Recorrido en la 'B', debut en la ‘A’

En el Deportivo Cali se consideró prudente que Roa y otros muchachos de divisiones menores fueran a ganar experiencia en otros entornos. Como Uniautónoma jugaba de local precisamente en Sabanalarga, se sugirió que Andrés viniera a ser el único jugador de ese pueblo en la nómina titular del equipo universitario. Les fue tan bien ese año 2013, que lograron el título de la ‘B’, ascendiendo de categoría. No obstante, por diferencias entre los clubes, debió continuar en la segunda división por otra temporada, ahora con el Unión Magdalena. Ese periplo por tierras costeñas, con pocas comodidades y casi en situaciones límites, vino a darle lo que quizás le hacía falta a su talante.

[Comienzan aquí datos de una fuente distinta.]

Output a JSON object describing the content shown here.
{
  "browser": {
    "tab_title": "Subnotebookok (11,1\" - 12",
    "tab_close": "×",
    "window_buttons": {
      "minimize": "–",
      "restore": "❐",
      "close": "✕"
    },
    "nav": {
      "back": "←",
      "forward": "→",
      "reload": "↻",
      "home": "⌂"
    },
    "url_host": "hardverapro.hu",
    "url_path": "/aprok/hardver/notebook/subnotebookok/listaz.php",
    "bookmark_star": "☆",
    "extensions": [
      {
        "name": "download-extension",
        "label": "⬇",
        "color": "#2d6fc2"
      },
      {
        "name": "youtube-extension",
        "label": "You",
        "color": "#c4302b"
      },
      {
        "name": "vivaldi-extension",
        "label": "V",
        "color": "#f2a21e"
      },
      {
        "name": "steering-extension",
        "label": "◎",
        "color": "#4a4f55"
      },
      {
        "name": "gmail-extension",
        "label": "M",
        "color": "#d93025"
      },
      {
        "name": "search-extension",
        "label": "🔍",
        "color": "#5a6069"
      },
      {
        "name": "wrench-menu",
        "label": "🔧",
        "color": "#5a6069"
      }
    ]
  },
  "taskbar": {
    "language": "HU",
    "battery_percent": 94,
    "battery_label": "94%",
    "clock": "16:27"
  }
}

Atrás quedaban sus resabios con el profe Rober Carabalí en la sub-20 del Cali, sus enojos de niño caprichoso, como en aquella ocasión en que llegó tarde a la cancha porque un desfile militar retrasó su viaje. Cuando hablé con él por teléfono no podía entender su rabia. 'Es lo normal —le dije—. Llegaste tarde, no juegas' Entonces me dijo algo que me dejó pasmado y que reflejaba su carácter de aquellos momentos: 'No es eso, profe, que no me pusieran a jugar no importa, sino que me obligaron a prestarle mi uniforme a un pelao que es muy malo'.

Su debut con el Cali ante Alianza Petrolera fue de novela. Partido complicado, entra para el segundo tiempo y fue la sensación en el estadio, pelotas en los palos, pases exquisitos, la gente se preguntaba, asombrada, de dónde había salido semejante crack. En la televisión ya lo escogían como la figura de la cancha. En tiempo de reposición va por una pelota en la línea lateral, cerca del banco contrario y se estrella con el técnico Adolfo León Holguín. Ahí mismo se forma una gresca; Roa, alterado, le da un cabezazo en el pecho al defensor Henry Rojas, lo expulsan y lo sancionan por seis fechas y le ponen una multa y algún exaltado fanático corrió a nombrarlo en Wikipedia, por ese hecho, como el ‘Zidane’ colombiano.

Epílogo

Andrés Roa ha tenido que pagar con sangre, sudor y lágrimas su aprendizaje para lograr figuración en el fútbol profesional. Quizás, confiaba demasiado en su talento y se imaginó que sería fácil: esa clase, esa técnica depurada, esa pinta de principito, monito, ojos verdes, consentido en el equipo de su papá, precisamente el 10 y capitán, cierta dosis de soberbia y pereza casi inherente a un muchacho de esa edad, todas esas señales equívocas cuando de madurar se trata, para luego confrontarse con las exigencias y la cruda realidad. Saber que te ponen a jugar en una posición donde no te gusta o que te saquen de taquito por el mínimo fallo: cuatro técnicos vallunos, fustigadores, punitivos, que no perdonan una.

Primero, Willy Rodríguez en la Autónoma, Luego Héctor Cárdenas en el Deportivo Cali (fue tal su desencuentro que Cárdenas no quería verlo ni en pintura), una temporada con Fernando Velasco en el Unión Magdalena, para después recalar en el Deportivo Cali con 'el peor de todos', un ‘Pecoso’ Castro cansón, obsesivo, fustigador e implacable, pero del que más ha aprendido lo que significa el verdadero peso específico de un jugador de élite y que le ha valido, nada menos, ser convocado por José Néstor Pékerman a la Selección Colombia de mayores.